Gross Margins: The cost of migrating customers to DataSet had been lowering gross margins, but was immaterial this quarter. We’ve migrated all of our largest customers and remain on track to largely complete the migration this summer. Our customers are now realizing profound benefits of using the DataSet back end, resulting in up to 10x performance improvements. We expect gross margin next quarter to be between 68% to 69%, holding the significant progress we made in Q1 and up 6 to 7 points yoy. The progress does not stop here. We’re increasing our full year gross margin guidance to 69% to 70%, up from prior guidance of 65% to 67%. We expect to exit the year in Q4 at or slightly above 70%. We’re marching towards our long-term target of 75% to 80% or higher.
Q – In International, are you seeing displacement against Kaspersky [Russian] given the war. And do you expect to see more displacement versus Carbon Black (part of VM Ware),nin light of the VMware-Broadcom acquisition?
A - Indeed, Kaspersky traditionally had done well in EMEA, Latin America, parts of Asia. And what we’re seeing is really a wholesale movement away from Kaspersky, either by mandate or because folks want a better security platform. Typically, we’re seeing really a combination of both. So that represents an amazing opportunity for us.

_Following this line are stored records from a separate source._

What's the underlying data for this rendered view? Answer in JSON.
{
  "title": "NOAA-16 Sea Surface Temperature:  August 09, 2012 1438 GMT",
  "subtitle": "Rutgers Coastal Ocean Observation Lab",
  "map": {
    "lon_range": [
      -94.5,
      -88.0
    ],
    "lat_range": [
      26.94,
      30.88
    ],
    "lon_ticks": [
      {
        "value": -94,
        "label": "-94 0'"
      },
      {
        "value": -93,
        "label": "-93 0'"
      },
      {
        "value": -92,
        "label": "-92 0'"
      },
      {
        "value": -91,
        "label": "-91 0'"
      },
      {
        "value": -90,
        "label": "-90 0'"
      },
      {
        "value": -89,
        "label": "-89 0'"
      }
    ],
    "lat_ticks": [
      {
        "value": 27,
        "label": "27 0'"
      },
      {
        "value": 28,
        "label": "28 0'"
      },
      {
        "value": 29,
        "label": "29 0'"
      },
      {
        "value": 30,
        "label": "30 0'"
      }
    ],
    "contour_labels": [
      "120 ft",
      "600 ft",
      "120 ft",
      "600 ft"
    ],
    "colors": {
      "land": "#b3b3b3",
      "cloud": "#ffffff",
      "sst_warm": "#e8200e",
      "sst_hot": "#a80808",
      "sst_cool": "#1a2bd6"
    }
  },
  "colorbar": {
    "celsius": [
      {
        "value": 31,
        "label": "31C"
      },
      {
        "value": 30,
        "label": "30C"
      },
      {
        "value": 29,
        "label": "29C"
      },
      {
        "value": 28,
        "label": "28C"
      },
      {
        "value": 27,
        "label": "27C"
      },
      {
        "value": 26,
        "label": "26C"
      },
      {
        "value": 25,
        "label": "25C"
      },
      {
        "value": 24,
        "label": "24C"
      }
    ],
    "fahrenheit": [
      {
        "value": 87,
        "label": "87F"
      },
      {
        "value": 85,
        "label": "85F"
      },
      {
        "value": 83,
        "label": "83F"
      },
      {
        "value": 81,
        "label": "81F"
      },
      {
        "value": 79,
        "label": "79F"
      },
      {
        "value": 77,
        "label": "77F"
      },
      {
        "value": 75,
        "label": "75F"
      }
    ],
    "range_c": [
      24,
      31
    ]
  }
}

About Broadcom acquiring VMware, we’ve seen that movie before when Symantec was acquired. So we have already begun in earnest to replace Carbon Black in very large, large and midsized businesses. We have a technology platform that can literally automate the transition away from Carbon Black, and we expect that to really accelerate in the quarters to come post Broadcom acquisition of VMware Carbon Black. On the cloud side, that’s also true. We feel like VMware represents pretty much a complete new greenfield for protecting cloud workloads.
Saul here. There’s plenty more but that’s probably too long already.